Tuesday, June 2, 2015

HTB rate limiting not quite lining up

I've noticed this off/on with first the WNDR3800, and now the WRT1900AC.  The rates I enter for the sqm_scripts aren't being met, and not, I think, because of CPU load issues, but something about the book-keeping.

Here's a set of tcp_download tests on the WNDR3800, the ingress rate limits are in the legend:

The WNDR holds up linearly until 90Mbps, and then it's clear that everything's come apart.  With the measured "good-put" at an eyeballed 95% of the rate that's setup in the limiter.  This is likely to be expected TCP overhead vs. the raw line bit-rate (which is where the limiter is running).

However, on the WRT1900AC, it's off rather significantly:

Maybe 80% of the target ingress rate?

+Dave Taht suggested I turn off TCP offloads, and it got less linear, worse on the low-end, better on the higher end.

This is definitely going to take some more testing (and longer test runs) to map out what the issue(s) might be.


Corrections:  This post previously stated that the WNDR3800 was falling short, but after talking with some other people, I think that's likely just the expected overhead of TCP, which becomes a more-obvious difference between the raw line rate and the "good-put" as bandwidths go up (5Mbps is easier to see than 500Kbps).

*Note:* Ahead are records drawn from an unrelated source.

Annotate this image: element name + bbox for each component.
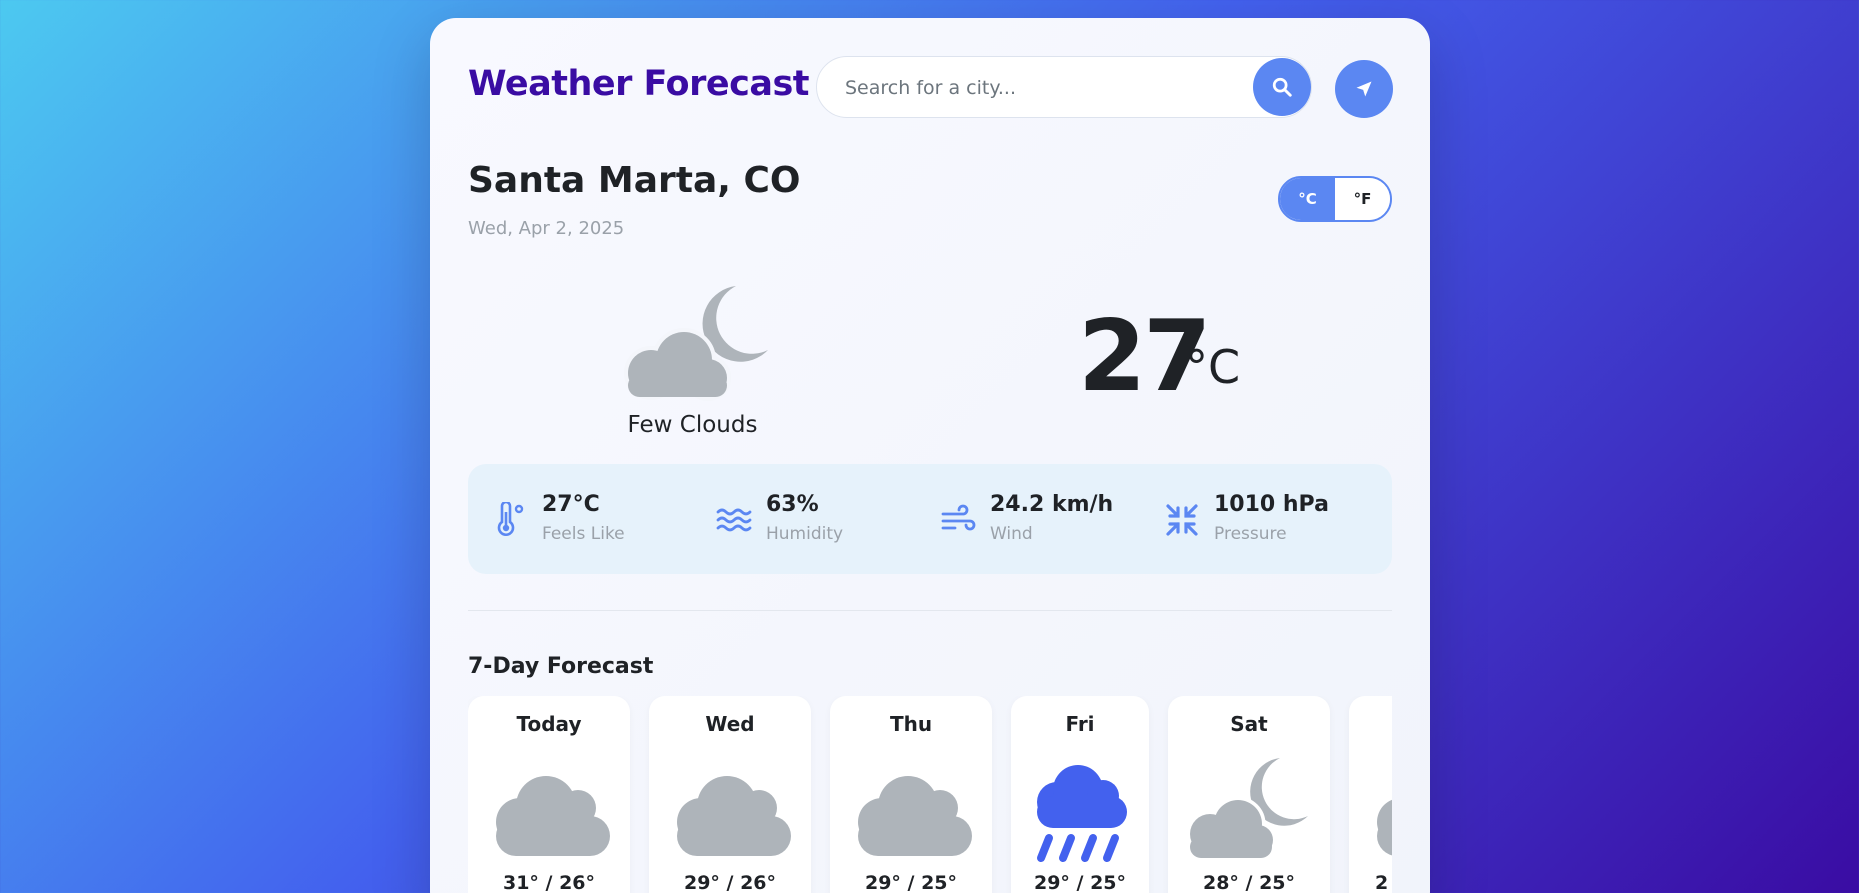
celsius-button[interactable]: °C xyxy=(1280,178,1335,220)
forecast-strip[interactable]: Today 31° / 26° Wed 29° / 26° Thu 29° / … xyxy=(468,696,1392,893)
temperature-unit: °C xyxy=(1185,340,1241,394)
forecast-temp: 2 xyxy=(1375,872,1389,893)
wind-label: Wind xyxy=(990,524,1033,544)
weather-details-panel: 27°C Feels Like 63% Humidity 24.2 km/h W… xyxy=(468,464,1392,574)
forecast-temp: 31° / 26° xyxy=(502,872,596,893)
app-title: Weather Forecast xyxy=(468,64,810,104)
water-waves-icon xyxy=(716,508,752,532)
forecast-day: Sat xyxy=(1230,712,1268,736)
search-button[interactable] xyxy=(1253,58,1311,116)
forecast-temp: 29° / 26° xyxy=(683,872,777,893)
forecast-card[interactable]: Wed 29° / 26° xyxy=(649,696,811,893)
cloud-moon-icon xyxy=(624,286,768,401)
weather-card: Weather Forecast Santa Marta, CO Wed, Ap… xyxy=(430,18,1430,893)
cloud-icon xyxy=(496,776,610,856)
unit-toggle[interactable]: °C °F xyxy=(1278,176,1392,222)
pressure-value: 1010 hPa xyxy=(1214,492,1329,517)
forecast-card[interactable]: Sat 28° / 25° xyxy=(1168,696,1330,893)
weather-condition: Few Clouds xyxy=(627,412,758,438)
fahrenheit-button[interactable]: °F xyxy=(1335,178,1390,220)
search-box[interactable] xyxy=(816,56,1312,119)
forecast-title: 7-Day Forecast xyxy=(468,654,654,679)
cloud-moon-icon xyxy=(1186,758,1308,859)
current-location-button[interactable] xyxy=(1335,60,1393,118)
current-date: Wed, Apr 2, 2025 xyxy=(468,218,625,239)
forecast-card[interactable]: Fri 29° / 25° xyxy=(1011,696,1149,893)
detail-wind: 24.2 km/h Wind xyxy=(916,464,1136,574)
humidity-value: 63% xyxy=(766,492,819,517)
forecast-temp: 29° / 25° xyxy=(1033,872,1127,893)
section-divider xyxy=(468,610,1392,611)
forecast-day: Fri xyxy=(1065,712,1095,736)
compress-icon xyxy=(1166,504,1198,536)
cloud-rain-icon xyxy=(1037,765,1127,862)
wind-value: 24.2 km/h xyxy=(990,492,1114,517)
cloud-icon xyxy=(1377,799,1392,856)
forecast-day: Today xyxy=(516,712,582,736)
cloud-icon xyxy=(677,776,791,856)
wind-icon xyxy=(941,504,976,531)
forecast-card[interactable]: Thu 29° / 25° xyxy=(830,696,992,893)
pressure-label: Pressure xyxy=(1214,524,1287,544)
city-name: Santa Marta, CO xyxy=(468,160,801,201)
feels-like-value: 27°C xyxy=(542,492,600,517)
thermometer-icon xyxy=(497,502,524,536)
search-icon xyxy=(1272,77,1292,97)
location-arrow-icon xyxy=(1356,81,1372,97)
search-input[interactable] xyxy=(843,57,1247,119)
forecast-card[interactable]: Today 31° / 26° xyxy=(468,696,630,893)
detail-humidity: 63% Humidity xyxy=(692,464,912,574)
forecast-day: Thu xyxy=(889,712,933,736)
feels-like-label: Feels Like xyxy=(542,524,625,544)
detail-feels-like: 27°C Feels Like xyxy=(468,464,688,574)
forecast-card[interactable]: 2 xyxy=(1349,696,1392,893)
forecast-temp: 28° / 25° xyxy=(1202,872,1296,893)
humidity-label: Humidity xyxy=(766,524,844,544)
cloud-icon xyxy=(858,776,972,856)
forecast-temp: 29° / 25° xyxy=(864,872,958,893)
forecast-day: Wed xyxy=(705,712,755,736)
detail-pressure: 1010 hPa Pressure xyxy=(1140,464,1360,574)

sqm_scripts: before and after at 160Mbps+

Apparently I've been upgraded.  I did a baseline test today (with sqm off), and saw that the new download rate was up around 160-175Mbps from 120-130.  That's some very impressive over-provisioning from Comcast.

Unfortunately, it also includes some rather unfortunate bufferbloat.  That's a surprising change for the worse, as the service, when initially installed with the same modem, was actually quite good by "retail" standards.  But still awful vs. what it should be.

The ugly (but fast):

Classic bufferbloat.  At idle, the target endpoint is maybe 10-12ms away.  200+ms of latency is pretty awful, and drags the "effective" performance of the service from >150Mbps down to what "feels" like a couple Mbps.

After upping the limits in the sqm, and turning off the tcp stack offloads, I ended up with this:

So, total bandwidth available has dropped to about 140-150Mbps (still more than the 120Mbps the service claims to be).  But latency is basically gone.  fq_codel holds the 5ms target rather nicely.

To make that latency difference more apparent:

200Mbps ingress limit (something is odd with the math on this, clearly)
12Mbps egress limit
ethtool -k eth1 tso off gso off gro off

TCP Offloads: more harm than good

+Dave Taht has been saying for a while that TCP offloads do more harm than good, especially when mixed with fq_codel, and the ingress rate limiter that the sqm_scripts package uses to replace the large inbound buffers in the modem and CMTS with a much smaller buffer (but nearly as fast bandwidth), under the control of the router.

I finally put some numbers on that tonight.

The first dataset (green plots) are without gro, tso, and gso.  The second plots are with those offloads all re-enabled.  So enabling offloads:

1) slows it down
2) increases latency


Yeah, I'm keeping all the offloads turned off (and adjusted my router startup scripts to keep them off each time the simple.qos script runs).